Behind him, Pål Golberg of Norway and Jules Chappaz of France dueled to the line. Chappaz led nearly all the way down the homestretch, but Golberg pipped him with a prodigious lunge (see below). Chappaz lost out on silver by roughly the length of his mustache, viz., 0.02 seconds.
Novák was seconds back in fourth, while an exhausted Halfvarsson came in 5+ seconds back for fifth. Lucas Chanavat of France followed another 20 seconds later.
Update: Here’s Ogden on his day, via text message to Nordic Insights:
“I am definitely a little frustrated after today,” Ogden wrote, “but it happens, and I will not be too hard on myself. One thing I was very happy with was my non-running striding. I think I was very smooth and fast on some of the less steep hills without having to resort to my usual high tempo.”
When asked about a potential growth area, Ogden observed, “One area where I hope to improve is certainly just remaining calm and collected in a tight pack setting. Today when I started to slip back I quickly became frantic and was fixating on what was not going well instead of how to position or move to get back to where I wanted to be.”
Finally, Ogden was asked about what it’s like to have to start things off with a sprint on day one, and about racing into shape versus making that happen in training. Here’s Ogden:
“Starting the championships with a sprint was fun! I think it’s an exciting drama-filled way to get things going. That said I personally am a man who benefits from more racing so It could have been good to hammer out a Skiathlon first. 🙂
“We did a bunch of very hard fast speed-oriented workouts to try and get going before today’s sprint, but I think that’s an area where I can improve in the future.”

Here’s Schoonmaker, via message to Nordic Insights:
When asked about both a positive aspect and a growth area of today’s race:
“I liked how I skied today provided the really tough conditions. Those soft slush races often don’t suit my racing style but today I felt good about it. I also am happy to have stayed mostly out of trouble. My quarterfinal I was definitely a bit lucky to not get into that tangle before the steep hill. But I also feel good about myself for being in a good position and getting around it and recognizing once it happened that I needed to capitalize and pick up the pace. For me the semifinal is still a growth area. I didn’t get out to a great start and put myself in a bad position to move on despite tangling myself up. I think it’s just another piece of the puzzle I gotta try to figure out.”
When asked about his results today, and how he felt about ninth in the world but also skiing below expectations:
“As far as results I’m pleased but also hungry for more. I had high goals for these championships and I didn’t meet them today but I’m happy with how I ended up. That’s how sprint racing goes most of the time but the best way I can measure today is the experience that I gained from it. I think with it being a championship event I learned a lot more about high level racing today that I can use in the future.”

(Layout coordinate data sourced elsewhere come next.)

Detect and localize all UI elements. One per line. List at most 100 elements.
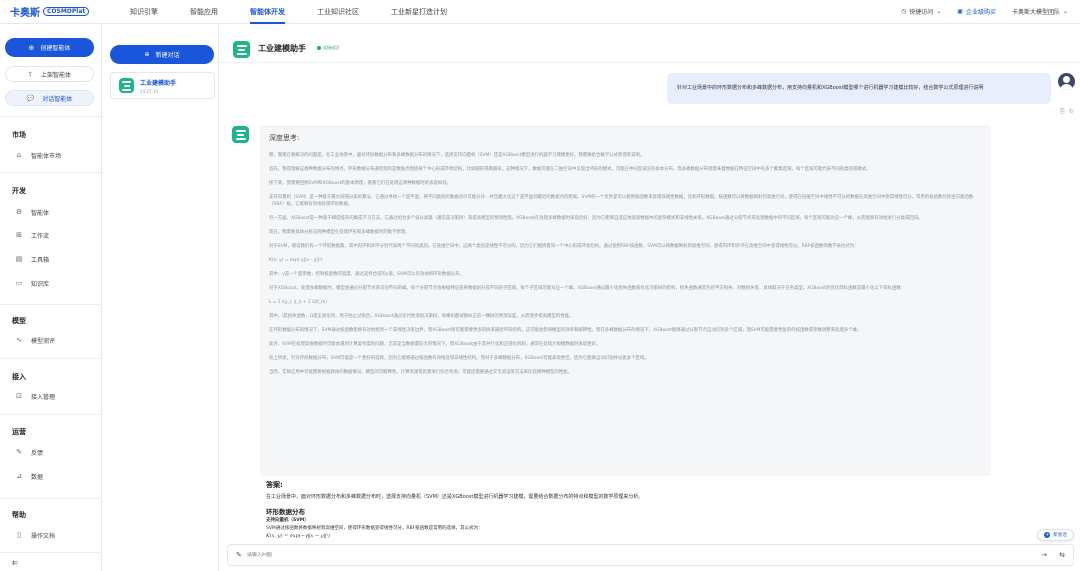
upload-icon: ⇪ bbox=[27, 70, 33, 78]
think-formula: K(x, y) = exp(-γ||x - y||²) bbox=[269, 258, 323, 263]
top-bar: 卡奥斯 COSMOPlat 知识引擎 智能应用 智能体开发 工业知识社区 工业新… bbox=[0, 0, 1080, 24]
create-agent-label: 创建智能体 bbox=[40, 45, 71, 52]
assistant-header-icon bbox=[233, 41, 250, 58]
header-divider bbox=[219, 62, 1080, 63]
think-paragraph: 当然，实际应用中可能需要根据具体的数据情况、模型的可解释性、计算资源等因素进行综… bbox=[269, 370, 572, 375]
chat-icon: 💬 bbox=[26, 94, 35, 102]
sidebar-item-workflow[interactable]: ⊞ 工作流 bbox=[5, 226, 94, 244]
think-paragraph: 此外，SVM在处理高维数据时可能会遇到计算复杂度的问题，尤其是当数据量较大的情况… bbox=[269, 342, 601, 347]
brand-logo[interactable]: 卡奥斯 COSMOPlat bbox=[10, 4, 110, 19]
sidebar-item-docs[interactable]: ▯ 操作文档 bbox=[5, 526, 94, 544]
create-agent-button[interactable]: ⊕ 创建智能体 bbox=[5, 38, 94, 57]
think-paragraph: 综上所述，针对环形数据分布，SVM可能是一个更好的选择，因为它能够通过核函数有效… bbox=[269, 356, 649, 361]
topnav-knowledge-engine[interactable]: 知识引擎 bbox=[114, 0, 174, 24]
brand-name-cn: 卡奥斯 bbox=[10, 8, 40, 19]
refresh-icon[interactable]: ↻ bbox=[1069, 108, 1074, 116]
enterprise-purchase-link[interactable]: ▣ 企业级购买 bbox=[957, 7, 996, 16]
chevron-down-icon: ⌄ bbox=[1062, 8, 1068, 15]
sidebar-item-access-mgmt[interactable]: ⊡ 接入管理 bbox=[5, 387, 94, 405]
chat-agent-button[interactable]: 💬 对话智能体 bbox=[5, 90, 94, 106]
sidebar-item-label: 知识库 bbox=[31, 280, 50, 288]
bot-icon bbox=[119, 78, 134, 93]
send-icon[interactable]: → bbox=[1041, 551, 1047, 559]
answer-subtitle: 支持向量机（SVM） bbox=[266, 518, 309, 523]
topnav-community[interactable]: 工业知识社区 bbox=[301, 0, 375, 24]
document-icon: ▯ bbox=[17, 531, 21, 539]
chart-icon: ⊿ bbox=[16, 472, 22, 480]
group-help: 帮助 bbox=[12, 511, 26, 519]
team-menu[interactable]: 卡奥斯大模型团队 ⌄ bbox=[1012, 7, 1068, 16]
sidebar-item-label: 数据 bbox=[31, 473, 44, 481]
book-icon: ▭ bbox=[15, 279, 23, 287]
chat-area: 工业建模助手 连接成功 针对工业场景中的环形数据分布和多峰数据分布，用支持向量机… bbox=[219, 24, 1080, 571]
feedback-icon: ✎ bbox=[16, 448, 22, 456]
conversation-time: 14:27:15 bbox=[140, 88, 158, 94]
new-session-float-button[interactable]: + 新会话 bbox=[1037, 529, 1074, 541]
new-session-label: 新会话 bbox=[1053, 533, 1067, 538]
quick-access-menu[interactable]: ◷ 快捷访问 ⌄ bbox=[901, 7, 941, 16]
chat-agent-label: 对话智能体 bbox=[42, 95, 73, 103]
sidebar-item-feedback[interactable]: ✎ 反馈 bbox=[5, 443, 94, 461]
topnav-star-program[interactable]: 工业新星打造计划 bbox=[375, 0, 463, 24]
user-message-actions: ⎘ ↻ bbox=[1060, 108, 1074, 116]
chevron-down-icon: ⌄ bbox=[936, 8, 942, 15]
voice-icon[interactable]: ⇆ bbox=[1059, 551, 1065, 559]
conversation-panel: ⊕ 新建对话 工业建模助手 14:27:15 bbox=[102, 24, 219, 571]
sidebar-item-agent[interactable]: ⚙ 智能体 bbox=[5, 203, 94, 221]
sidebar-item-data[interactable]: ⊿ 数据 bbox=[5, 467, 94, 485]
user-avatar bbox=[1058, 73, 1075, 90]
sidebar-item-label: 智能体市场 bbox=[31, 152, 62, 160]
conversation-title: 工业建模助手 bbox=[140, 79, 177, 87]
sidebar-divider bbox=[0, 116, 101, 117]
edit-icon: ✎ bbox=[236, 551, 242, 559]
group-ops: 运营 bbox=[12, 428, 26, 436]
sidebar-item-knowledge[interactable]: ▭ 知识库 bbox=[5, 274, 94, 292]
message-input[interactable] bbox=[246, 552, 1037, 558]
think-paragraph: 在环形数据分布的情况下，SVM通过核函数能够有效地找到一个非线性决策边界，而XG… bbox=[269, 328, 862, 333]
gear-icon: ⚙ bbox=[15, 208, 23, 216]
think-formula: L = Σ l(y_i, ŷ_i) + Σ Ω(f_m) bbox=[269, 300, 327, 305]
copy-icon[interactable]: ⎘ bbox=[1060, 108, 1065, 116]
answer-heading: 答案: bbox=[266, 481, 283, 489]
answer-text: 在工业场景中，面对环形数据分布和多峰数据分布时，选择支持向量机（SVM）还是XG… bbox=[266, 494, 644, 500]
top-right-tools: ◷ 快捷访问 ⌄ ▣ 企业级购买 卡奥斯大模型团队 ⌄ bbox=[901, 7, 1068, 16]
think-paragraph: 接下来，我需要回顾SVM和XGBoost的基本原理，看看它们在处理这两种数据时的… bbox=[269, 181, 452, 186]
team-label: 卡奥斯大模型团队 bbox=[1011, 9, 1060, 16]
think-paragraph: 现在，我需要具体分析这两种模型在处理环形和多峰数据时的数学原理。 bbox=[269, 230, 410, 235]
plus-icon: + bbox=[1044, 532, 1051, 538]
enterprise-label: 企业级购买 bbox=[965, 9, 996, 16]
quick-access-label: 快捷访问 bbox=[909, 9, 934, 16]
sidebar-item-plugin[interactable]: ▤ 工具箱 bbox=[5, 250, 94, 268]
assistant-avatar bbox=[232, 126, 249, 143]
collapse-sidebar-icon[interactable]: ⇇ bbox=[12, 559, 18, 567]
topnav-smart-apps[interactable]: 智能应用 bbox=[174, 0, 234, 24]
think-paragraph: 其中，l是损失函数，Ω是正则化项，用于防止过拟合。XGBoost通过迭代地添加决… bbox=[269, 314, 574, 319]
sidebar-item-model-eval[interactable]: ∿ 模型测评 bbox=[5, 331, 94, 349]
clock-icon: ◷ bbox=[900, 8, 907, 15]
sidebar-divider bbox=[0, 498, 101, 499]
status-dot-icon bbox=[317, 46, 321, 50]
sidebar-item-label: 工作流 bbox=[31, 232, 50, 240]
connection-status: 连接成功 bbox=[317, 45, 339, 51]
sidebar-item-label: 反馈 bbox=[31, 449, 44, 457]
group-dev: 开发 bbox=[12, 187, 26, 195]
sidebar-item-agent-market[interactable]: ⌂ 智能体市场 bbox=[5, 146, 94, 164]
brand-name-en: COSMOPlat bbox=[43, 7, 90, 16]
sidebar-divider bbox=[0, 552, 101, 553]
message-input-bar: ✎ → ⇆ bbox=[227, 544, 1074, 566]
deep-thinking-title: 深度思考: bbox=[269, 134, 300, 142]
chat-plus-icon: ⊕ bbox=[144, 51, 150, 58]
sidebar-item-label: 操作文档 bbox=[31, 532, 56, 540]
sidebar-divider bbox=[0, 304, 101, 305]
topnav-agent-dev[interactable]: 智能体开发 bbox=[234, 0, 301, 24]
answer-block: 答案: 在工业场景中，面对环形数据分布和多峰数据分布时，选择支持向量机（SVM）… bbox=[266, 480, 986, 539]
conversation-card[interactable]: 工业建模助手 14:27:15 bbox=[110, 72, 215, 99]
left-sidebar: ⊕ 创建智能体 ⇪ 上架智能体 💬 对话智能体 市场 ⌂ 智能体市场 开发 ⚙ … bbox=[0, 24, 102, 571]
think-paragraph: 首先，我得理解这两种数据分布的特点。环形数据分布通常指的是数据点围绕某个中心形成… bbox=[269, 167, 871, 172]
new-conversation-button[interactable]: ⊕ 新建对话 bbox=[110, 45, 214, 64]
think-paragraph: 另一方面，XGBoost是一种基于梯度提升的集成学习方法，它通过组合多个弱分类器… bbox=[269, 216, 923, 221]
pulse-icon: ∿ bbox=[16, 336, 22, 344]
answer-formula: K(x, y) = exp(−γ‖x − y‖²) bbox=[266, 533, 330, 539]
top-nav: 知识引擎 智能应用 智能体开发 工业知识社区 工业新星打造计划 bbox=[114, 0, 463, 24]
launched-agent-button[interactable]: ⇪ 上架智能体 bbox=[5, 66, 94, 82]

Finally, I gave Schoonmaker the chance to speak to the performance of his skis today, if he wanted to take it. On the one hand, it appeared objectively true to me — this is based on me watching the same broadcast as everyone else not on site; unless you are reading this and were at the venue in Planica, I don’t have much more inside information here than you do — that his skis were running slower than his competitors’ on the first downhill out of the stadium. On the other hand, athletes are, very understandably, loath to speak ill of techs, who universally work their butts off no matter the result (USST head coach Matt Whitcomb previously spoke to these dynamics fwiw), so this can be a fraught question for journalists to ask or athletes to answer.

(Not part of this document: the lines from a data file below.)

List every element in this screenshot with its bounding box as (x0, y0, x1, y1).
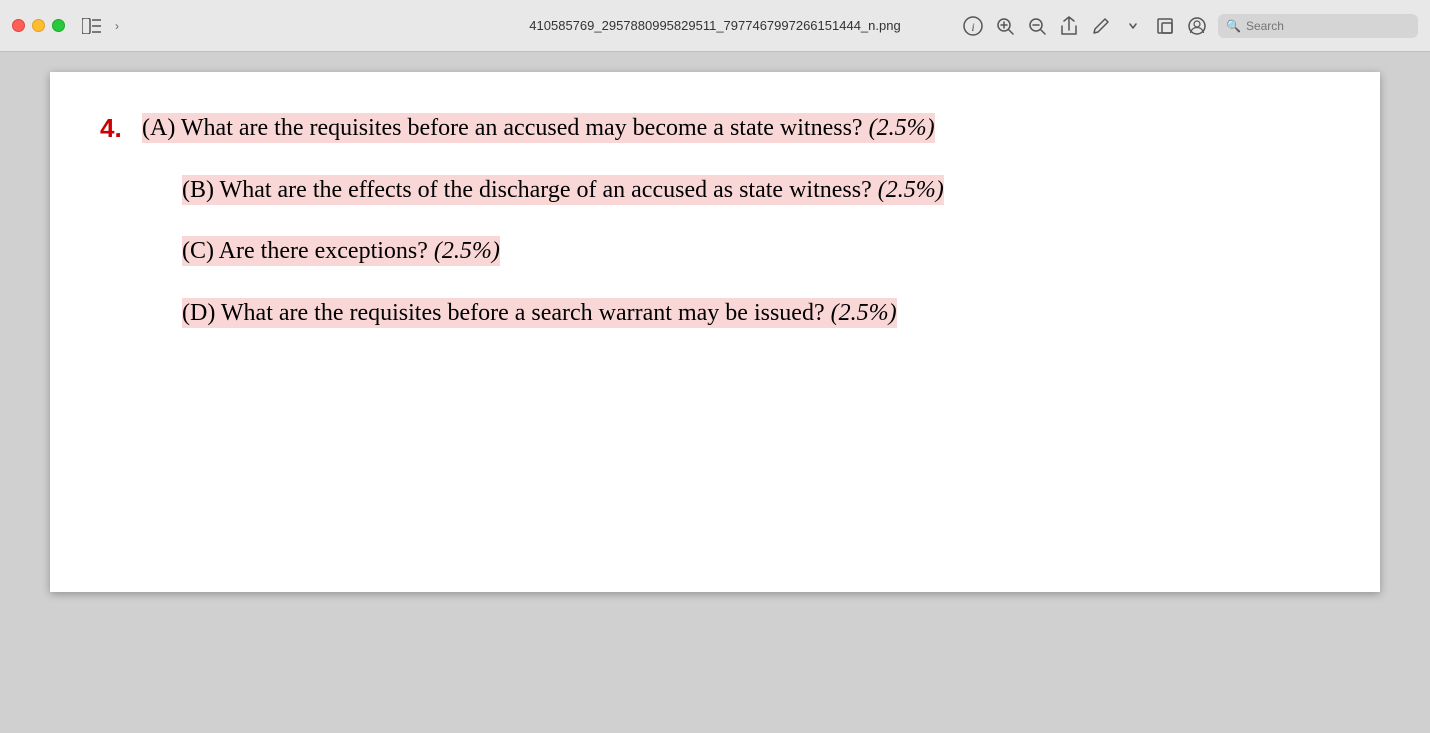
sidebar-toggle-button[interactable] (81, 17, 103, 35)
account-icon[interactable] (1186, 15, 1208, 37)
info-icon[interactable]: i (962, 15, 984, 37)
close-button[interactable] (12, 19, 25, 32)
minimize-button[interactable] (32, 19, 45, 32)
search-input[interactable] (1246, 19, 1410, 33)
share-icon[interactable] (1058, 15, 1080, 37)
chevron-down-icon: › (115, 19, 119, 33)
question-b-points: (2.5%) (878, 177, 944, 203)
svg-text:i: i (971, 20, 974, 34)
main-area: 4. (A) What are the requisites before an… (0, 52, 1430, 733)
filename-label: 410585769_2957880995829511_7977467997266… (529, 18, 900, 33)
zoom-out-icon[interactable] (1026, 15, 1048, 37)
question-d-points: (2.5%) (831, 300, 897, 326)
search-icon: 🔍 (1226, 19, 1241, 33)
document-page: 4. (A) What are the requisites before an… (50, 72, 1380, 592)
question-c-points: (2.5%) (434, 238, 500, 264)
question-part-b: (B) What are the effects of the discharg… (142, 174, 1330, 208)
question-a-points: (2.5%) (869, 115, 935, 141)
zoom-in-icon[interactable] (994, 15, 1016, 37)
titlebar: › 410585769_2957880995829511_79774679972… (0, 0, 1430, 52)
question-d-text: (D) What are the requisites before a sea… (182, 298, 897, 328)
question-part-c: (C) Are there exceptions? (2.5%) (142, 235, 1330, 269)
question-c-text: (C) Are there exceptions? (2.5%) (182, 236, 500, 266)
search-box[interactable]: 🔍 (1218, 14, 1418, 38)
question-b-text: (B) What are the effects of the discharg… (182, 175, 944, 205)
question-block: 4. (A) What are the requisites before an… (100, 112, 1330, 358)
question-part-d: (D) What are the requisites before a sea… (142, 297, 1330, 331)
question-a-text: (A) What are the requisites before an ac… (142, 113, 935, 143)
traffic-lights (12, 19, 65, 32)
maximize-button[interactable] (52, 19, 65, 32)
question-number: 4. (100, 112, 130, 358)
pen-dropdown-icon[interactable] (1122, 15, 1144, 37)
expand-icon[interactable] (1154, 15, 1176, 37)
question-part-a: (A) What are the requisites before an ac… (142, 112, 1330, 146)
question-content: (A) What are the requisites before an ac… (142, 112, 1330, 358)
pen-icon[interactable] (1090, 15, 1112, 37)
toolbar-right: i (962, 14, 1418, 38)
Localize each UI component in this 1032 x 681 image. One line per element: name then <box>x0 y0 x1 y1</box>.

Schoonmaker did wish to engage with the question. Here’s what he wrote on this front: “I have no doubt in my mind that I had good skis today. I can see how on TV they may not have looked that great but I attribute that to skiing some of the corners and downhills more poorly than the rest of the field. I felt great about my skis through testing and all the races and know I had some pretty dang good boards on my feet. I definitely wish I could have showcased that a bit more for our techs today but that falls on me.”
And finally, here’s Bolger, via email to Nordic Insights:
“I was happy with how I skied the last half of the course. The hill and the finish felt great, and I just wish I could have done that off the start. If I could have I would like to think today would have been a little different for me.”
And as for something the Sun Valley skier learned today?
“I still have a lot to learn when it comes to classic sprint qualifying haha for whatever reason it’s a mystery right now and has been for awhile, but luckily there is some more opportunities coming up in Period 4 and I hope to capitalize on those! And I have some fast f–king teammates around me to learn from!”
Racing in Planica continues tomorrow with the 30km skiathlon, a distance, and a race format, that has not yet been seen on the World Cup this year. The U.S. will start a trio of Alaskan born and raised distance skiers, Scott Patterson, Hunter Wonders, and Gus Schumacher. A fourth Alaskan with distance palmarès, David Norris, is racing the Birkie this weekend, but should travel to Planica in time for next weekend’s 50km mass start classic.